We return to the upcoming transition and how three of those leaders—Deb, Willie, and Greg—will temporarily handle different aspects of his portfolio. He frowns at the idea of big shoes to fill.
“I would look at it in a different way. Because I grew up in the system, I have organizational and institutional knowledge of both the university and the hospital systems and that made it easy for people to come to me. This change is a real opportunity for the organization, for people to be empowered to take care of problems right there where they encounter them. The longer a problem lingers waiting for a higher-up, the less effective the process is. We need to disperse the knowledge and power. If the organization builds in the approach of reflect, analyze, and correct, we’ll be well-served. This current strategic planning process gives us the opportunity for that change.”
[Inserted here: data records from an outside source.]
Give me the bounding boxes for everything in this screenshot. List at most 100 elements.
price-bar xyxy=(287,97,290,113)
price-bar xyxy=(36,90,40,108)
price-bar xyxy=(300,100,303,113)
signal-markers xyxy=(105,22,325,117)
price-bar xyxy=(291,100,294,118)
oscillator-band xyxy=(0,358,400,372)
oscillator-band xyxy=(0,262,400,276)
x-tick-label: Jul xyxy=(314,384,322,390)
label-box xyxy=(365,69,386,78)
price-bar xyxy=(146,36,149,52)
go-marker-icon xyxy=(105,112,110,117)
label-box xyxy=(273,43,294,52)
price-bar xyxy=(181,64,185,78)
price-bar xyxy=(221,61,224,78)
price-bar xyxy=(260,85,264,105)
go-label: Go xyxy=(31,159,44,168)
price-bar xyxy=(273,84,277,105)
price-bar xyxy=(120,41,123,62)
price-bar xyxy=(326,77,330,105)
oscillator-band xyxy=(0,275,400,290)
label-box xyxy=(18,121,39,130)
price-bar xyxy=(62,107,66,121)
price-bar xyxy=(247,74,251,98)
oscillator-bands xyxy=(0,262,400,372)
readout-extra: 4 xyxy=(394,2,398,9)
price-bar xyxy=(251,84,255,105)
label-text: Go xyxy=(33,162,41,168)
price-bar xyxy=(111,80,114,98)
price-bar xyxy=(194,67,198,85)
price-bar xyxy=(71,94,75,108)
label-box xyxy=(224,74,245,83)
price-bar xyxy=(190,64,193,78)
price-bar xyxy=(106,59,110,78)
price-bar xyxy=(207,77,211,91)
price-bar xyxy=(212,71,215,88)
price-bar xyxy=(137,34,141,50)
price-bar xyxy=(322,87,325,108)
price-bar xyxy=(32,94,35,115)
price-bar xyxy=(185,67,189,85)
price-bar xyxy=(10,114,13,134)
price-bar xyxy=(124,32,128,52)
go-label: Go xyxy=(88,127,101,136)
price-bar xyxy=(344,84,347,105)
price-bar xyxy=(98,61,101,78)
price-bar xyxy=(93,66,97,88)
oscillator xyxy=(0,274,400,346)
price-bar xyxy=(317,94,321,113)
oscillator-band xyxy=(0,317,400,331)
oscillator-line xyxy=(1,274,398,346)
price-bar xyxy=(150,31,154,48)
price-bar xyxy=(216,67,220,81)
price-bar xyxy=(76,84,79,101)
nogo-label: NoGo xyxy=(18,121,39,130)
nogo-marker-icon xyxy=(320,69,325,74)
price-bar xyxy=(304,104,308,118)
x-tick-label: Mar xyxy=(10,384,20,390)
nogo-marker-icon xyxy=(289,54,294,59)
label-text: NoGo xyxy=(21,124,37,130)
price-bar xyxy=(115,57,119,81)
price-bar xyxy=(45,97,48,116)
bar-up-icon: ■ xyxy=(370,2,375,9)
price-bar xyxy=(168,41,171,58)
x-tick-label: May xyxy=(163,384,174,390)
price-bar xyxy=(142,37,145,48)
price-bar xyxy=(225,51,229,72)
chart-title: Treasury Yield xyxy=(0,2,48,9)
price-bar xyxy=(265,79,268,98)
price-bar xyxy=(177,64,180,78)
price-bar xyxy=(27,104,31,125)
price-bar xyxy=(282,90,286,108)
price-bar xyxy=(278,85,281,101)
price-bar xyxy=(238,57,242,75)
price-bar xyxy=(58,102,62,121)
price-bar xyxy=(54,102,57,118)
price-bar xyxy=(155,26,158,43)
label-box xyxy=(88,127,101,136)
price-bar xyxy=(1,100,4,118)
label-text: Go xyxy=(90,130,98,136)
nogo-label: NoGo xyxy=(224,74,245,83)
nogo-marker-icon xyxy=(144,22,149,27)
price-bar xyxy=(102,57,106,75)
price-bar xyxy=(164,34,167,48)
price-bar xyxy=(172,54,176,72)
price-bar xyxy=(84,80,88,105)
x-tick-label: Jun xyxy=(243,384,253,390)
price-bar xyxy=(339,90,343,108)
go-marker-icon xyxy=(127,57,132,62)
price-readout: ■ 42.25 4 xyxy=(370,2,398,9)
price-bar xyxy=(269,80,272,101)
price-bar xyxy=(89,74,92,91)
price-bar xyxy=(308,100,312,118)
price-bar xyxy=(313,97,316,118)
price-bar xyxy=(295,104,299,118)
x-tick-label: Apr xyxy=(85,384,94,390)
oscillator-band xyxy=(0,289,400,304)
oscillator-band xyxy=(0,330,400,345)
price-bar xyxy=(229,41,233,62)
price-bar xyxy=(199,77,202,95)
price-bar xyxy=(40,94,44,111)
The Last Word and the Next Step
Emory Radiology has been very well served by Chuck. What will serve Chuck well now?
“I want to do a few things really well, not a bunch of things in a mediocre way. I want to live a more mindful and meaningful life. I really want to make a difference and notice the world. The world is so beautiful, but we don’t take the time to appreciate it. I intend to appreciate it.”
We easily could spend another few hours talking but a “ping” reminds us others are waiting their turn for time with Chuck. There’s one last question: if this were a TV show and you got to deliver the last lines, what would they be?
A trademark half-smile buys him time. So, too, does his earnest, “I really wish everyone well.”
And then, just before we stand, he says, “There’s no one right answer or silver bullet. Your whole life you work on the recipe, but it’s subject to the situation, the people. People want a template but a template won’t work. You have to put yourself out there to learn. You have to be willing to know what you don’t know and to let others know you don’t know. We got better because we were willing to try. Be willing to risk. Keep experimenting. Keep failing. And you’ll find what you need. Not what you want, but what you need.”
For sixteen years, Chuck Powell has given Emory Radiology the administrative leadership it needed. In letting him go, the enterprise is returning the favor, giving him what he now needs, plus our deepest thanks and very best wishes.